La deuxième nouveauté a trait à l’adaptation des dispositions du Code de la route aux engagements pris dans le cadre du dialogue sectoriel avec les professionnels, dont notamment :
- Le réexamen des sanctions relatives à la mise en fourrière, avec le remplacement de certaines d’entre elles par des amendes. En effet, ce nouveau projet de loi prévoit la suppression de la mise en fourrière systématique sur simple ordre administratif après constatation d’une infraction. Désormais, seules certaines situations spécifiques, comme le refus d’obtempérer ou la surcharge excessive de véhicules de transport en commun, justifieront cette mesure.
- La substitution de certaines sanctions entraînant la suspension du permis de conduire par des amendes. Ce projet de loi envisage ainsi de permettre la substitution de la sanction de suspension du permis de conduire par une amende administrative pour les contrevenants transportant des marchandises ou des passagers en transport collectif, lorsque le véhicule en infraction est soumis à l'obligation d'équipement d'un dispositif de mesure de la vitesse et du temps de conduite. Il prévoit également d’ajouter de nouveaux cas prenant en compte les spécificités des dispositifs électroniques modernes, tout en retirant les infractions liées à cet équipement de la liste des infractions de première catégorie.
… et révision des contraventions et sanctions
- La définition des responsabilités et la révision des contraventions et sanctions, en particulier celles portant sur le poids et les dimensions des véhicules. Les infractions suivantes relèveront ainsi de la première catégorie, passibles d'amendes comprises entre 700 et 1.400 DH :
- Absence de signalisation d'une charge dépassant la largeur ou la longueur du véhicule.

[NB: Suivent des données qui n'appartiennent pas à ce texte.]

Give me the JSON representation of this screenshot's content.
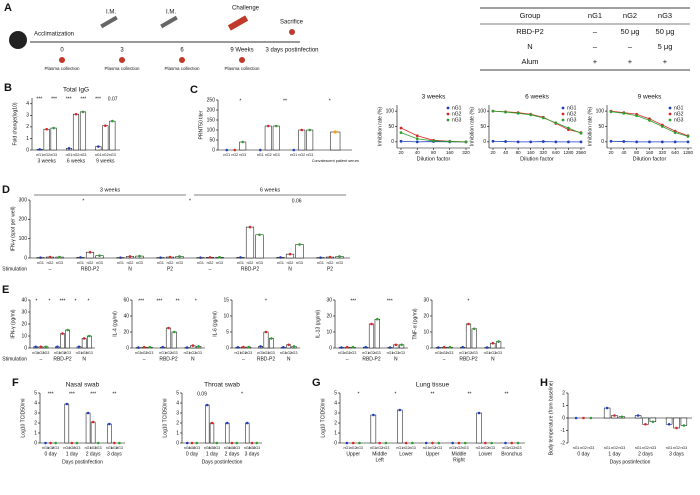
{
  "panel_a": {
    "panel": "A",
    "start": "Acclimatization",
    "injection": "I.M.",
    "challenge": "Challenge",
    "sacrifice": "Sacrifice",
    "timepoints": [
      "0",
      "3",
      "6",
      "9 Weeks"
    ],
    "postinfection": "3 days postinfection",
    "collection": "Plasma collection",
    "table": {
      "header": [
        "Group",
        "nG1",
        "nG2",
        "nG3"
      ],
      "rows": [
        [
          "RBD-P2",
          "–",
          "50 μg",
          "50 μg"
        ],
        [
          "N",
          "–",
          "–",
          "5 μg"
        ],
        [
          "Alum",
          "+",
          "+",
          "+"
        ]
      ]
    }
  },
  "chart_data": [
    {
      "panel": "B",
      "type": "bar",
      "title": "Total IgG",
      "ylabel": "Fold change(log10)",
      "categories": [
        "3 weeks",
        "6 weeks",
        "9 weeks"
      ],
      "series": [
        {
          "name": "nG1",
          "color": "#1f3fbf",
          "values": [
            0.05,
            0.15,
            0.3
          ]
        },
        {
          "name": "nG2",
          "color": "#d62728",
          "values": [
            1.8,
            3.1,
            2.1
          ]
        },
        {
          "name": "nG3",
          "color": "#2ca02c",
          "values": [
            1.9,
            3.3,
            2.5
          ]
        }
      ],
      "ylim": [
        0,
        4.5
      ],
      "yticks": [
        0,
        1,
        2,
        3,
        4
      ],
      "annotations": [
        "***",
        "***",
        "***",
        "***",
        "***",
        "0.07"
      ]
    },
    {
      "panel": "C",
      "type": "bar",
      "ylabel": "PRNT50 titer",
      "categories": [
        null,
        null,
        null
      ],
      "series": [
        {
          "name": "nG1",
          "color": "#1f3fbf",
          "values": [
            0,
            0,
            0
          ]
        },
        {
          "name": "nG2",
          "color": "#d62728",
          "values": [
            0,
            120,
            100
          ]
        },
        {
          "name": "nG3",
          "color": "#2ca02c",
          "values": [
            40,
            120,
            100
          ]
        }
      ],
      "extra": {
        "name": "Convalescent patient serum",
        "color": "#f0a020",
        "value": 90
      },
      "ylim": [
        0,
        250
      ],
      "yticks": [
        0,
        50,
        100,
        150,
        200,
        250
      ],
      "annotations": [
        "*",
        "**",
        "*"
      ]
    },
    {
      "type": "line",
      "title": "3 weeks",
      "xlabel": "Dilution factor",
      "ylabel": "Inhibition rate (%)",
      "log": true,
      "x": [
        20,
        40,
        80,
        160,
        320
      ],
      "xlim": [
        20,
        320
      ],
      "xticks": [
        20,
        40,
        80,
        160,
        320
      ],
      "ylim": [
        -20,
        120
      ],
      "yticks": [
        0,
        50,
        100
      ],
      "series": [
        {
          "name": "nG1",
          "color": "#1f3fbf",
          "values": [
            2,
            0,
            1,
            0,
            0
          ]
        },
        {
          "name": "nG2",
          "color": "#d62728",
          "values": [
            45,
            20,
            5,
            2,
            0
          ]
        },
        {
          "name": "nG3",
          "color": "#2ca02c",
          "values": [
            30,
            10,
            3,
            1,
            0
          ]
        }
      ]
    },
    {
      "type": "line",
      "title": "6 weeks",
      "xlabel": "Dilution factor",
      "ylabel": "Inhibition rate (%)",
      "log": true,
      "x": [
        20,
        40,
        80,
        160,
        320,
        640,
        1280,
        2560
      ],
      "xlim": [
        20,
        2560
      ],
      "xticks": [
        20,
        40,
        80,
        160,
        320,
        640,
        1280,
        2560
      ],
      "ylim": [
        -20,
        120
      ],
      "yticks": [
        0,
        50,
        100
      ],
      "series": [
        {
          "name": "nG1",
          "color": "#1f3fbf",
          "values": [
            2,
            1,
            0,
            0,
            1,
            0,
            0,
            0
          ]
        },
        {
          "name": "nG2",
          "color": "#d62728",
          "values": [
            100,
            98,
            95,
            90,
            80,
            60,
            40,
            30
          ]
        },
        {
          "name": "nG3",
          "color": "#2ca02c",
          "values": [
            100,
            97,
            93,
            88,
            78,
            62,
            45,
            28
          ]
        }
      ]
    },
    {
      "type": "line",
      "title": "9 weeks",
      "xlabel": "Dilution factor",
      "ylabel": "Inhibition rate (%)",
      "log": true,
      "x": [
        20,
        40,
        80,
        160,
        320,
        640,
        1280
      ],
      "xlim": [
        20,
        1280
      ],
      "xticks": [
        20,
        40,
        80,
        160,
        320,
        640,
        1280
      ],
      "ylim": [
        -20,
        120
      ],
      "yticks": [
        0,
        50,
        100
      ],
      "series": [
        {
          "name": "nG1",
          "color": "#1f3fbf",
          "values": [
            2,
            1,
            0,
            0,
            0,
            0,
            0
          ]
        },
        {
          "name": "nG2",
          "color": "#d62728",
          "values": [
            100,
            95,
            90,
            75,
            55,
            35,
            20
          ]
        },
        {
          "name": "nG3",
          "color": "#2ca02c",
          "values": [
            98,
            93,
            85,
            70,
            50,
            30,
            18
          ]
        }
      ]
    },
    {
      "panel": "D",
      "type": "bar",
      "ylabel": "IFN-γ (spot per well)",
      "xlabel": "Stimulation",
      "periods": [
        "3 weeks",
        "6 weeks"
      ],
      "categories": [
        "–",
        "RBD-P2",
        "N",
        "P2",
        "–",
        "RBD-P2",
        "N",
        "P2"
      ],
      "series": [
        {
          "name": "nG1",
          "color": "#1f3fbf",
          "values": [
            2,
            3,
            2,
            2,
            2,
            3,
            3,
            2
          ]
        },
        {
          "name": "nG2",
          "color": "#d62728",
          "values": [
            5,
            30,
            8,
            5,
            3,
            160,
            20,
            5
          ]
        },
        {
          "name": "nG3",
          "color": "#2ca02c",
          "values": [
            5,
            12,
            10,
            8,
            4,
            120,
            70,
            8
          ]
        }
      ],
      "ylim": [
        0,
        300
      ],
      "yticks": [
        0,
        100,
        200,
        300
      ],
      "annotations": [
        "*",
        "*",
        "0.06"
      ]
    },
    {
      "panel": "E",
      "type": "bar",
      "ylabel": "IFN-γ (pg/ml)",
      "xlabel": "Stimulation",
      "categories": [
        "–",
        "RBD-P2",
        "N"
      ],
      "series": [
        {
          "name": "nG1",
          "color": "#1f3fbf",
          "values": [
            1,
            1,
            1
          ]
        },
        {
          "name": "nG2",
          "color": "#d62728",
          "values": [
            1,
            12,
            8
          ]
        },
        {
          "name": "nG3",
          "color": "#2ca02c",
          "values": [
            1,
            15,
            10
          ]
        }
      ],
      "ylim": [
        0,
        40
      ],
      "yticks": [
        0,
        10,
        20,
        30,
        40
      ],
      "annotations": [
        "*",
        "*",
        "***",
        "*",
        "*"
      ]
    },
    {
      "type": "bar",
      "ylabel": "IL-4 (pg/ml)",
      "categories": [
        "–",
        "RBD-P2",
        "N"
      ],
      "series": [
        {
          "name": "nG1",
          "color": "#1f3fbf",
          "values": [
            0.5,
            1,
            0.5
          ]
        },
        {
          "name": "nG2",
          "color": "#d62728",
          "values": [
            1,
            25,
            3
          ]
        },
        {
          "name": "nG3",
          "color": "#2ca02c",
          "values": [
            1,
            20,
            2
          ]
        }
      ],
      "ylim": [
        0,
        60
      ],
      "yticks": [
        0,
        20,
        40,
        60
      ],
      "annotations": [
        "***",
        "***",
        "**",
        "*"
      ]
    },
    {
      "type": "bar",
      "ylabel": "IL-6 (pg/ml)",
      "categories": [
        "–",
        "RBD-P2",
        "N"
      ],
      "series": [
        {
          "name": "nG1",
          "color": "#1f3fbf",
          "values": [
            0.2,
            0.5,
            0.2
          ]
        },
        {
          "name": "nG2",
          "color": "#d62728",
          "values": [
            0.3,
            5,
            1
          ]
        },
        {
          "name": "nG3",
          "color": "#2ca02c",
          "values": [
            0.3,
            3,
            0.5
          ]
        }
      ],
      "ylim": [
        0,
        15
      ],
      "yticks": [
        0,
        5,
        10,
        15
      ],
      "annotations": [
        "*"
      ]
    },
    {
      "type": "bar",
      "ylabel": "IL-13 (pg/ml)",
      "categories": [
        "–",
        "RBD-P2",
        "N"
      ],
      "series": [
        {
          "name": "nG1",
          "color": "#1f3fbf",
          "values": [
            0.3,
            0.5,
            0.3
          ]
        },
        {
          "name": "nG2",
          "color": "#d62728",
          "values": [
            0.5,
            15,
            2
          ]
        },
        {
          "name": "nG3",
          "color": "#2ca02c",
          "values": [
            0.5,
            18,
            2
          ]
        }
      ],
      "ylim": [
        0,
        30
      ],
      "yticks": [
        0,
        10,
        20,
        30
      ],
      "annotations": [
        "***",
        "***"
      ]
    },
    {
      "type": "bar",
      "ylabel": "TNF-α (pg/ml)",
      "categories": [
        "–",
        "RBD-P2",
        "N"
      ],
      "series": [
        {
          "name": "nG1",
          "color": "#1f3fbf",
          "values": [
            0.3,
            0.5,
            0.3
          ]
        },
        {
          "name": "nG2",
          "color": "#d62728",
          "values": [
            0.5,
            15,
            3
          ]
        },
        {
          "name": "nG3",
          "color": "#2ca02c",
          "values": [
            0.5,
            12,
            4
          ]
        }
      ],
      "ylim": [
        0,
        30
      ],
      "yticks": [
        0,
        10,
        20,
        30
      ],
      "annotations": [
        "*"
      ]
    },
    {
      "panel": "F",
      "type": "bar",
      "title": "Nasal swab",
      "ylabel": "Log10 TCID50/ml",
      "xlabel": "Days postinfection",
      "categories": [
        "0 day",
        "1 day",
        "2 days",
        "3 days"
      ],
      "series": [
        {
          "name": "nG1",
          "color": "#1f3fbf",
          "values": [
            0,
            3.9,
            3.0,
            1.9
          ]
        },
        {
          "name": "nG2",
          "color": "#d62728",
          "values": [
            0,
            0,
            2.1,
            0
          ]
        },
        {
          "name": "nG3",
          "color": "#2ca02c",
          "values": [
            0,
            0,
            0,
            0
          ]
        }
      ],
      "ylim": [
        0,
        5
      ],
      "yticks": [
        0,
        1,
        2,
        3,
        4,
        5
      ],
      "annotations": [
        "***",
        "***",
        "***",
        "**"
      ]
    },
    {
      "type": "bar",
      "title": "Throat swab",
      "ylabel": "Log10 TCID50/ml",
      "xlabel": "Days postinfection",
      "categories": [
        "0 day",
        "1 day",
        "2 days",
        "3 days"
      ],
      "series": [
        {
          "name": "nG1",
          "color": "#1f3fbf",
          "values": [
            0,
            3.8,
            2.0,
            2.0
          ]
        },
        {
          "name": "nG2",
          "color": "#d62728",
          "values": [
            0,
            2.0,
            0,
            0
          ]
        },
        {
          "name": "nG3",
          "color": "#2ca02c",
          "values": [
            0,
            0,
            0,
            0
          ]
        }
      ],
      "ylim": [
        0,
        5
      ],
      "yticks": [
        0,
        1,
        2,
        3,
        4,
        5
      ],
      "annotations": [
        "0.09",
        "*"
      ]
    },
    {
      "panel": "G",
      "type": "bar",
      "title": "Lung tissue",
      "ylabel": "Log10 TCID50/ml",
      "categories": [
        "Upper",
        "Middle",
        "Lower",
        "Upper",
        "Middle",
        "Lower",
        "Bronchus"
      ],
      "regions": [
        "Left",
        "Right"
      ],
      "series": [
        {
          "name": "nG1",
          "color": "#1f3fbf",
          "values": [
            0,
            2.8,
            3.3,
            0,
            0,
            3.0,
            0
          ]
        },
        {
          "name": "nG2",
          "color": "#d62728",
          "values": [
            0,
            0,
            0,
            0,
            0,
            0,
            0
          ]
        },
        {
          "name": "nG3",
          "color": "#2ca02c",
          "values": [
            0,
            0,
            0,
            0,
            0,
            0,
            0
          ]
        }
      ],
      "ylim": [
        0,
        5
      ],
      "yticks": [
        0,
        1,
        2,
        3,
        4,
        5
      ],
      "annotations": [
        "*",
        "*",
        "**",
        "**",
        "**"
      ]
    },
    {
      "panel": "H",
      "type": "bar",
      "ylabel": "Body temperature (from baseline)",
      "xlabel": "Days postinfection",
      "categories": [
        "0 day",
        "1 day",
        "2 days",
        "3 days"
      ],
      "series": [
        {
          "name": "nG1",
          "color": "#1f3fbf",
          "values": [
            0,
            0.8,
            0.2,
            -0.5
          ]
        },
        {
          "name": "nG2",
          "color": "#d62728",
          "values": [
            0,
            0.2,
            -0.5,
            -0.8
          ]
        },
        {
          "name": "nG3",
          "color": "#2ca02c",
          "values": [
            0,
            0.1,
            -0.3,
            -0.6
          ]
        }
      ],
      "ylim": [
        -2,
        2
      ],
      "yticks": [
        -2,
        -1,
        0,
        1,
        2
      ]
    }
  ]
}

- Transport d'une charge obstruant les feux d’éclairage et de signalisation, y compris les feux de stationnement, les clignotants et les signaux lumineux du véhicule, ou masquant les plaques d'immatriculation.
- Chargement disposé de manière à entraver la visibilité du conducteur ou à compromettre la stabilité et la conduite du véhicule.
- Non respect des limites de poids autorisées par essieu.
- Dépassement des dimensions autorisées du véhicule en largeur, longueur ou hauteur, y compris les parties saillantes.
- Stationnement ou arrêt sur les trottoirs, les passages pour piétons, les voies et plateformes de tramway, les passages à niveau ferroviaires, les pistes cyclables, les arrêts des transports publics, ainsi que dans les passages souterrains et tunnels.
Seront par ailleurs considérées comme des infractions de deuxième catégorie, passibles d'amendes comprises entre 500 et 1.000 DH :
- le non-respect de l’obligation de transporter les enfants sur des sièges adaptés ;
- la conduite d’un véhicule avec un permis de conduire expiré ;
- la conduite d’un véhicule avec un certificat d’immatriculation périmé.
La troisième nouveauté apportée par cette réforme concerne la mise à jour et à la simplification de certaines procédures et démarches administratives. Notons qu'il s'agit pour l’instant d’un avant-projet de loi, susceptible d’évoluer. Certaines de ces dispositions pourraient ainsi être modifiées, supprimées ou maintenues dans leur forme actuelle.